During that period of time there was a lot of discrimination and colonialism, and people, including our own people, aren’t really aware of our history of that particular time. So, what we also want to do is make sure not only we as First Nations know, but that the general population knows about our contributions to Canada… whether volunteering or enlisting in the war, or other peacetime efforts. This is our country, and that part of our history is important.”

The Association also believes it’s an important part of Truth and Reconciliation to recognize the services of Indigenous veterans, who at that time were disenfranchised. The country that they served on the battlefields overseas, sometimes paying the ultimate sacrifice, did not at that time, recognize them as true Canadian citizens.

In addition to being denied the right to vote, Indigenous people were not permitted to enter drinking establishments, or even to leave their reserves without written permission from an Indian Agent. In order to enlist in the military, First Nations individuals were first required to surrender their ‘Indian Status’.

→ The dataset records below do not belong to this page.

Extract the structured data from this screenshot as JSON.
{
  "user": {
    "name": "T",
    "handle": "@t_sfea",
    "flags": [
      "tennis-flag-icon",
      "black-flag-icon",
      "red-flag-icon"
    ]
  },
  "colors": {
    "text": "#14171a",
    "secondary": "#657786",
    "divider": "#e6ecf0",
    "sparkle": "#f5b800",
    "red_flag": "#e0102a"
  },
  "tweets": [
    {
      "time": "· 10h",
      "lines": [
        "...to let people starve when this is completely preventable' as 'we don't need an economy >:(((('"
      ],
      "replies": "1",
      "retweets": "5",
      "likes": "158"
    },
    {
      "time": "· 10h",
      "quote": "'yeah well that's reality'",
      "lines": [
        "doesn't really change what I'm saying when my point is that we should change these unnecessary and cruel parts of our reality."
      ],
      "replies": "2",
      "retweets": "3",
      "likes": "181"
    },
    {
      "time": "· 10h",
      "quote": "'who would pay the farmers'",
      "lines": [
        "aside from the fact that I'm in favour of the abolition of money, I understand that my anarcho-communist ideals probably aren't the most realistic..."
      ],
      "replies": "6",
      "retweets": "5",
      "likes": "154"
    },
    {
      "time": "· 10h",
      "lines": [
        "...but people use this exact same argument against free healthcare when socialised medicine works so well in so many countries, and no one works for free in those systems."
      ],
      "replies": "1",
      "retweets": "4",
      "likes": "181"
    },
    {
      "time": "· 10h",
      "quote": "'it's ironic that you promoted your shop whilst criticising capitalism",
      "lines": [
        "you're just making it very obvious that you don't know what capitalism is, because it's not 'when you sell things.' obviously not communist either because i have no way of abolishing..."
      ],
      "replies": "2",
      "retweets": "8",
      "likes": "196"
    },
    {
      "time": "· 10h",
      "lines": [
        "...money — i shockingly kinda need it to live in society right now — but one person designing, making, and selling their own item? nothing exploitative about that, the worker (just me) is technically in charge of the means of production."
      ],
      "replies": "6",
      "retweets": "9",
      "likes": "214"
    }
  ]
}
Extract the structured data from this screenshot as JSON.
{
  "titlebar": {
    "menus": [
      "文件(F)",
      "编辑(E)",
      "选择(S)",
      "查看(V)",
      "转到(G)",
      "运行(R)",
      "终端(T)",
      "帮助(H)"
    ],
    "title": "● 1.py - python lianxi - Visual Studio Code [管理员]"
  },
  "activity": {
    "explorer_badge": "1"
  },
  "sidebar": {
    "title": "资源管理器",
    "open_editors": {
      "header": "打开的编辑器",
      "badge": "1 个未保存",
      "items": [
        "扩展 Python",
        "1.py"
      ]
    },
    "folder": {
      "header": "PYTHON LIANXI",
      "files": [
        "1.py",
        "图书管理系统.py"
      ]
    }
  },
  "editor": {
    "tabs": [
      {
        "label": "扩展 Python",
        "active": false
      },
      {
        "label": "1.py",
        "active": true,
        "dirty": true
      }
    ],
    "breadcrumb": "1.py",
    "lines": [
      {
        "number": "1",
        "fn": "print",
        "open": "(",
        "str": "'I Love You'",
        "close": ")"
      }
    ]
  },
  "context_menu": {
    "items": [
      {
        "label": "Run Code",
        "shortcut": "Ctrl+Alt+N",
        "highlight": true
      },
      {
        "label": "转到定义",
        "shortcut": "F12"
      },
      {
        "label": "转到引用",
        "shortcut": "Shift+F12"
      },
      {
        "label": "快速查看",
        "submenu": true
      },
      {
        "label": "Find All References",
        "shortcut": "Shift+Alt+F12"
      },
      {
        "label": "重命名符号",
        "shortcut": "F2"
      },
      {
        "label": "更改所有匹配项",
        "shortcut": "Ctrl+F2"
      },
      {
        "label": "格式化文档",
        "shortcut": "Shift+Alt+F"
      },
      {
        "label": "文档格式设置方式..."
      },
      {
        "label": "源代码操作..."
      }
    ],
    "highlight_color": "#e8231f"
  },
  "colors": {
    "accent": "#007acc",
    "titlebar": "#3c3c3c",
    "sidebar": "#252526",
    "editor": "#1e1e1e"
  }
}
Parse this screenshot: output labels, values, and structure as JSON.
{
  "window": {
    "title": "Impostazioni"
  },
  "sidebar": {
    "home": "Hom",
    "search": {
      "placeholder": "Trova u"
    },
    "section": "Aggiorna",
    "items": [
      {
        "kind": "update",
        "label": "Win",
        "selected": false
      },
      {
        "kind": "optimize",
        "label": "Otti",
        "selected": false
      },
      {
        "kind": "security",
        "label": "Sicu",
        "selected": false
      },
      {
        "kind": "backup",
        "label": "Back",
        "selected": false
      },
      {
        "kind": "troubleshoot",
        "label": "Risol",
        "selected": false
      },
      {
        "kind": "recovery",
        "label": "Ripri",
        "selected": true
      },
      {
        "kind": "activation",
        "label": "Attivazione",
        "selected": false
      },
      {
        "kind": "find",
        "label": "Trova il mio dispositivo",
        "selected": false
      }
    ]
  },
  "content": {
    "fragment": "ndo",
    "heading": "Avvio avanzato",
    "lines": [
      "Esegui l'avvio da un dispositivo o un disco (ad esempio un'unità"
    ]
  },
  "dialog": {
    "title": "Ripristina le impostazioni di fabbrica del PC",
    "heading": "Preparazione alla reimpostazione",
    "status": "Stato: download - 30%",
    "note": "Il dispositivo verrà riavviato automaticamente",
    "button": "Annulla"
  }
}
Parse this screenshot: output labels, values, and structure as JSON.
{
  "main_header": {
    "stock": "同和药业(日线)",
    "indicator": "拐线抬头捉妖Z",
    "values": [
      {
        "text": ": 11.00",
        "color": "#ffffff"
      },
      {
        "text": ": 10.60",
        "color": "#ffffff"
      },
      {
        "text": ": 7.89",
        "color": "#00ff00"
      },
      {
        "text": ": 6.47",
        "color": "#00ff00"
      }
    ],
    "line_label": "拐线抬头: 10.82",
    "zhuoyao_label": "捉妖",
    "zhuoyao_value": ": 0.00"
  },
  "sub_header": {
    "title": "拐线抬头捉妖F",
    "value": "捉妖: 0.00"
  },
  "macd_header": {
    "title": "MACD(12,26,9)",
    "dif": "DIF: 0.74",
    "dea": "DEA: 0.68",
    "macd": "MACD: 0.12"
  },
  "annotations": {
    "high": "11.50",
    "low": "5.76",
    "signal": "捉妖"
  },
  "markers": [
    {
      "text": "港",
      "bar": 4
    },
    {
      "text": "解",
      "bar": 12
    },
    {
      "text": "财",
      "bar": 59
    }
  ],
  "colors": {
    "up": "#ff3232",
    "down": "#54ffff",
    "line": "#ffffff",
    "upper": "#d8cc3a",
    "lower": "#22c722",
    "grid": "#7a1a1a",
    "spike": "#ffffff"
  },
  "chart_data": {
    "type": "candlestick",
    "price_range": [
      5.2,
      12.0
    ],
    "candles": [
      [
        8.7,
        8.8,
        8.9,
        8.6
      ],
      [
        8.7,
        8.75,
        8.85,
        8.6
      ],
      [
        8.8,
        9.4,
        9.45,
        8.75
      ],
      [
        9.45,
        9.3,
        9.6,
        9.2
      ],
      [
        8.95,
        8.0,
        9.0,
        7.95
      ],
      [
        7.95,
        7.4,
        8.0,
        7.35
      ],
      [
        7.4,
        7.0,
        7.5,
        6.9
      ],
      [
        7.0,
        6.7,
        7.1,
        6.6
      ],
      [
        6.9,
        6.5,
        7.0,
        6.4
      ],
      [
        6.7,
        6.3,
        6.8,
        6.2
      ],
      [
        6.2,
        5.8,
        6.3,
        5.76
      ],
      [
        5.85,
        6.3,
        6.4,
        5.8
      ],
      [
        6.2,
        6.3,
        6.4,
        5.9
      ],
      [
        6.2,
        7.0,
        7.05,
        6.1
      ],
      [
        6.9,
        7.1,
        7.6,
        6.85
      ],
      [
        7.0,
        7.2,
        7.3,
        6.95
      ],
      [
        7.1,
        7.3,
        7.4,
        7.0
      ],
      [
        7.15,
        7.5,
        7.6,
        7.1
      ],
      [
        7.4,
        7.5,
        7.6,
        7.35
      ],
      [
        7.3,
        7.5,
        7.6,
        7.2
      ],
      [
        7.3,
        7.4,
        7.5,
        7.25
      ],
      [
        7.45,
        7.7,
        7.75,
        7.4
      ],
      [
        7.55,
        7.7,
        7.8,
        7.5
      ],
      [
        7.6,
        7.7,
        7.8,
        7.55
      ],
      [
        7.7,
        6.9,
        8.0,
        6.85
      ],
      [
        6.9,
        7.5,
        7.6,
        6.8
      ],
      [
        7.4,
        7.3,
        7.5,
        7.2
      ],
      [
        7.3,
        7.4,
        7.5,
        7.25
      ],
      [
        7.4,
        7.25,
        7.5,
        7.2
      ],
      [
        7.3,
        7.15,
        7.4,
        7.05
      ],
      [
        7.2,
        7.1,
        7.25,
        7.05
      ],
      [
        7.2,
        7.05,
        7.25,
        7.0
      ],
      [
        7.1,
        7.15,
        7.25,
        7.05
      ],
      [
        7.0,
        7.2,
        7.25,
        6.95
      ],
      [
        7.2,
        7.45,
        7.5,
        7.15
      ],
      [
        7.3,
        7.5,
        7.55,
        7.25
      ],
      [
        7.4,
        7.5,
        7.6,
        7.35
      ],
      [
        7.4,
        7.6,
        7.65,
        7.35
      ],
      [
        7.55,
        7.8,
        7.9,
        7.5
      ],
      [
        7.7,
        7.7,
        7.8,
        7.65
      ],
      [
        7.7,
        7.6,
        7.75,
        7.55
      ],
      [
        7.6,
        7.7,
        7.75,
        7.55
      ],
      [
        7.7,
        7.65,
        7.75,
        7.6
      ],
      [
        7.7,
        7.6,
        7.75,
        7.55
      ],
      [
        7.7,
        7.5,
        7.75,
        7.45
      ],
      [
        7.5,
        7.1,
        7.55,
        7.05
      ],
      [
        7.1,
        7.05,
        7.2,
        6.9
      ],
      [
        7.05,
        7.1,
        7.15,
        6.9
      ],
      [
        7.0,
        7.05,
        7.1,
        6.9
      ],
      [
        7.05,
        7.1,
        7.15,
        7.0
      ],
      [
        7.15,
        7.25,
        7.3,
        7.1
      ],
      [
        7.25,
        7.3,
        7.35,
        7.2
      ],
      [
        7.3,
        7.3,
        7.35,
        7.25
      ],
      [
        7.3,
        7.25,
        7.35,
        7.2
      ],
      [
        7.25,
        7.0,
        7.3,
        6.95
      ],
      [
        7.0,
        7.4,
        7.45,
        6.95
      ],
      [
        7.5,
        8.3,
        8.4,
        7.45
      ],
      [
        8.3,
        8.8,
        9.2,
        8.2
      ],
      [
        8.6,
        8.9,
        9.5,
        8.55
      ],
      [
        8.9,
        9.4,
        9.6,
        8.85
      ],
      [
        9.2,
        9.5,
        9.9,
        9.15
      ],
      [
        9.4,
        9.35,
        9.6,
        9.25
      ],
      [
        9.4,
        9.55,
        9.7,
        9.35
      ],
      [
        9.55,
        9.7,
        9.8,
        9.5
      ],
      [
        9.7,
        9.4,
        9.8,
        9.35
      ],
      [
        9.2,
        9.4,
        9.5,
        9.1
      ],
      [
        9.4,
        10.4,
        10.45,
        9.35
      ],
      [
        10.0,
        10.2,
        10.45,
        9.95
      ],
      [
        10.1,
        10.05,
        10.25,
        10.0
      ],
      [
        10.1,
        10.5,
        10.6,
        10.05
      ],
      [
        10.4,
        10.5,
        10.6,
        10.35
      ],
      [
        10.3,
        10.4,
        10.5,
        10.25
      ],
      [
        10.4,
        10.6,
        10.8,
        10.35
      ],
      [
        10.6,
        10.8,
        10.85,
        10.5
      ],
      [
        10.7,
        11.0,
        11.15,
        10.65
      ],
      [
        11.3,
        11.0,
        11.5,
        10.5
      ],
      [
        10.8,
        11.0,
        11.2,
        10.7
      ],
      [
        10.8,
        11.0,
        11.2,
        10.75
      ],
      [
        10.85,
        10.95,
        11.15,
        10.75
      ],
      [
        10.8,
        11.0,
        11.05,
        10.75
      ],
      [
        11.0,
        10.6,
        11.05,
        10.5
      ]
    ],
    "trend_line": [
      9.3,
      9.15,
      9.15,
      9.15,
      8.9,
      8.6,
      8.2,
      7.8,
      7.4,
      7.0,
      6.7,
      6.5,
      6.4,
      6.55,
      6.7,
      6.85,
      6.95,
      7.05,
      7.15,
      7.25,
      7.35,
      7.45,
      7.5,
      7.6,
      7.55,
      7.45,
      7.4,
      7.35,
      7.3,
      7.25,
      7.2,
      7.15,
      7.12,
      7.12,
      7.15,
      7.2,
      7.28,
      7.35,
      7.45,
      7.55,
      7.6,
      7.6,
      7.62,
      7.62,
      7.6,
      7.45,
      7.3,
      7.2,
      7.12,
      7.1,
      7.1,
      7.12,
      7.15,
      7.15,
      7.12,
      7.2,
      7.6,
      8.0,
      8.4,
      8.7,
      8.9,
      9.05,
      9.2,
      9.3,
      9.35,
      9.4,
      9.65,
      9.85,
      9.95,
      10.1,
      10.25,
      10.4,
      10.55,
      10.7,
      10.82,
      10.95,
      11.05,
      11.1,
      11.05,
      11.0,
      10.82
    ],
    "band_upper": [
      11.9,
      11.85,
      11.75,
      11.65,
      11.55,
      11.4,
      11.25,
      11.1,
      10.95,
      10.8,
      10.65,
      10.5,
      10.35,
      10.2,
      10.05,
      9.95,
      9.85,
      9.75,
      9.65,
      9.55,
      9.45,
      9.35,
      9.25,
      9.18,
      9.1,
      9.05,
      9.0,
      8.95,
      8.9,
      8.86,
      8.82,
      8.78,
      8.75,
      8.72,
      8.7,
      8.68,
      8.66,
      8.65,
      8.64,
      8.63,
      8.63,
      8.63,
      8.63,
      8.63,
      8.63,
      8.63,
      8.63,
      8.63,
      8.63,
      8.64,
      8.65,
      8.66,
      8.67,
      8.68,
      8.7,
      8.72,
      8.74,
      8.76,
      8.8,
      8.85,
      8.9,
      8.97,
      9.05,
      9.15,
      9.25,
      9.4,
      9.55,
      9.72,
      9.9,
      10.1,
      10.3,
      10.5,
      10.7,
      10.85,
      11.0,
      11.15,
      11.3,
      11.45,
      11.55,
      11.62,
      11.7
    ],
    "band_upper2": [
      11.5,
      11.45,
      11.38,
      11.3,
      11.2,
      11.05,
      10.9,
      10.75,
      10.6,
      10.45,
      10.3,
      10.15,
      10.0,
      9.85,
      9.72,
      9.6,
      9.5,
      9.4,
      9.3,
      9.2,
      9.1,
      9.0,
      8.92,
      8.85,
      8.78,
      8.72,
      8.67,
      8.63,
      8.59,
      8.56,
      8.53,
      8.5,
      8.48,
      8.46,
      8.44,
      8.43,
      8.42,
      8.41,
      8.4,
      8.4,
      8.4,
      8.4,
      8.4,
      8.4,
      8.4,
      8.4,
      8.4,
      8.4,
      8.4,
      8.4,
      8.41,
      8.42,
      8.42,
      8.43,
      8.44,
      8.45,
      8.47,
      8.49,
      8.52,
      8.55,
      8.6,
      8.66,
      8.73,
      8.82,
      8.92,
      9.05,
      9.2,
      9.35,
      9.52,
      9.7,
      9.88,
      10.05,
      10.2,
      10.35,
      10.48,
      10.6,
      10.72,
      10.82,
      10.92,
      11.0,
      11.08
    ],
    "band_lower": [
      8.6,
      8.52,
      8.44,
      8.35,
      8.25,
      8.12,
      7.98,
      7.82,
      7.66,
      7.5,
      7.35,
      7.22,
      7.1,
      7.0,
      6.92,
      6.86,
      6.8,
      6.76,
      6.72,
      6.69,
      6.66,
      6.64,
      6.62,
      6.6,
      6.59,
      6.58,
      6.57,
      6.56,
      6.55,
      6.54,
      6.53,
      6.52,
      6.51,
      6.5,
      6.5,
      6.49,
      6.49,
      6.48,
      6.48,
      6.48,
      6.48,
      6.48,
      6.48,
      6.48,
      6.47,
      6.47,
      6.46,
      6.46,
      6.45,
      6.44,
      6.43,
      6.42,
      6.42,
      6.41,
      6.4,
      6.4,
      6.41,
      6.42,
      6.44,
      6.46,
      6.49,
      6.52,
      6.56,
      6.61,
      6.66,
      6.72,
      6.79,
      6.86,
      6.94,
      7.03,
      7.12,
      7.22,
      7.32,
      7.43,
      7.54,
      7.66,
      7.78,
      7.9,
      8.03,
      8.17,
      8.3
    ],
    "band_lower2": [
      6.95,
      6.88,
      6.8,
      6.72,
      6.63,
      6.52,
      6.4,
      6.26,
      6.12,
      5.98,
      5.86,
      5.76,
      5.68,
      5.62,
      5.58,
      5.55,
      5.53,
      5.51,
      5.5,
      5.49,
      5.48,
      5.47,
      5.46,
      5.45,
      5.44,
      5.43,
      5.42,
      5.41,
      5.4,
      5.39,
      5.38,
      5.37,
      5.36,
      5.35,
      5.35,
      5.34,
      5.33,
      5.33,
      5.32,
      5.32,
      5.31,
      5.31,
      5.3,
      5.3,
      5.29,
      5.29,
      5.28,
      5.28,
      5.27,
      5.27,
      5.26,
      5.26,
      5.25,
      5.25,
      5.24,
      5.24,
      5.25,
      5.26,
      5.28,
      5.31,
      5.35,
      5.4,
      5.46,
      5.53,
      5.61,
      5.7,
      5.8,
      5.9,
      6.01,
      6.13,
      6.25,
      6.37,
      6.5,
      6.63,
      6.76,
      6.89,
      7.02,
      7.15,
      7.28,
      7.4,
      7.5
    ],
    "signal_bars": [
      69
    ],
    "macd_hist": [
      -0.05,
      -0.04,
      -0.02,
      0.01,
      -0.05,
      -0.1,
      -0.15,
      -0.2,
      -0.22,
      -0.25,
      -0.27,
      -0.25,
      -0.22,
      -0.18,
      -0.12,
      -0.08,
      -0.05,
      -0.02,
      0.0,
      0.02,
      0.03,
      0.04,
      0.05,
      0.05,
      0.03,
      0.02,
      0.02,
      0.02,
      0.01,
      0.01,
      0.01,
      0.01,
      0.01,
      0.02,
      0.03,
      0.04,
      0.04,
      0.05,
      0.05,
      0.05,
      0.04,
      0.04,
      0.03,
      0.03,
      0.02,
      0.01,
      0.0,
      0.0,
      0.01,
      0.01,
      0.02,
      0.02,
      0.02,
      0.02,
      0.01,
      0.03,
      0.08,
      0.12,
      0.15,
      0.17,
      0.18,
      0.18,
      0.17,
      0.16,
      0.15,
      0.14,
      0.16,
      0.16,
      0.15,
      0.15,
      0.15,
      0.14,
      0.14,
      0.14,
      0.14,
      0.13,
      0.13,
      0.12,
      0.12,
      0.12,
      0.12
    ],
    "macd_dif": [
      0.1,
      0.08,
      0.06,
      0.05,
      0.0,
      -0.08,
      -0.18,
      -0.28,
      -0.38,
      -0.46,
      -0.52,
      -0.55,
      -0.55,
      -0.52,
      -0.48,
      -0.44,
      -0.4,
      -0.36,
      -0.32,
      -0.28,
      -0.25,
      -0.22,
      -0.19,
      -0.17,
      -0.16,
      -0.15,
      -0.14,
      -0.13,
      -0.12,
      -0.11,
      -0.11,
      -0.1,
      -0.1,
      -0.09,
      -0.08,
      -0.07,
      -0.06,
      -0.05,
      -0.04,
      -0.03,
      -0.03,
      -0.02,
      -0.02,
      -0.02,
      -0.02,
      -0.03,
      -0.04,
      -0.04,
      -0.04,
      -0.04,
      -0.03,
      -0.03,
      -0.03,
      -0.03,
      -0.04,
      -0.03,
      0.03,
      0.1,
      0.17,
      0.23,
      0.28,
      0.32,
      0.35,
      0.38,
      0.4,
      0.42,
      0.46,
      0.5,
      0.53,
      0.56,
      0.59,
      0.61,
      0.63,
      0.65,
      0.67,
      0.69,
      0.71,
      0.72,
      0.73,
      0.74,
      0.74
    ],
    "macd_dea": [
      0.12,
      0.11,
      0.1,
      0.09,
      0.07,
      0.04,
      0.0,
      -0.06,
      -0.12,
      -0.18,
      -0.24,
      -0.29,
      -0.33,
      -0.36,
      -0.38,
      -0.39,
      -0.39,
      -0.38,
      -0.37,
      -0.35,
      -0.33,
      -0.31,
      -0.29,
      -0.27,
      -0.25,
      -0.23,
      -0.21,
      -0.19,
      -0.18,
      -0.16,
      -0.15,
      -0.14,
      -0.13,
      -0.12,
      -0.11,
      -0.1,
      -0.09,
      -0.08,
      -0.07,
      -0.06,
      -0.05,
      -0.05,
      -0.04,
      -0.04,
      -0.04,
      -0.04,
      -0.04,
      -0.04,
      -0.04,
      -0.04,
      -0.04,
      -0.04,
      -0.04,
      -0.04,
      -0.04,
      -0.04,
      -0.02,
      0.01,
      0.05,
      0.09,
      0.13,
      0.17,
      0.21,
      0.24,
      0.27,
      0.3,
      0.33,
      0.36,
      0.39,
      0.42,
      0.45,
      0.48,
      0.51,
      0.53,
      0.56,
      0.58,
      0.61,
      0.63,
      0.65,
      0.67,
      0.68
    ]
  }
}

“The soldiers’ pay and benefits went to the families, but you had Indian Agents who said, ‘no no these women don’t know how to manage their own funds and their families, so we’ll just dole it out to them as we see fit’, and a lot of the funds never even made it to them,” said Tolerton.

“To me, the sacrifice of all these soldiers, not just First Nations but soldiers in general, was horrendous. But then to add that layer on top of it? It just blows my mind, and I think it’s high time that story was publicized.”

The Association hopes to know if their application for funding was successful by the end of Dec. and have set a tentative start date for the project as Apr. 1, 2022 aiming for completion by end of Oct. 2022.

The funding, however, will not cover all costs.

“Donations are a priority,” said Jackson.

These donations could be monetary, in-kind, or volunteer hours. An architect, stonemason, and structural engineer will be needed.

Donations can be made to the NVFNVA, in care of the host, LNIB.

“Another big part of the project is gratitude,” concluded Holmes.

“For us to be grateful for our veterans, and to be grateful for our country. We’ve still got a long way to go, but we’re grateful for what we have.”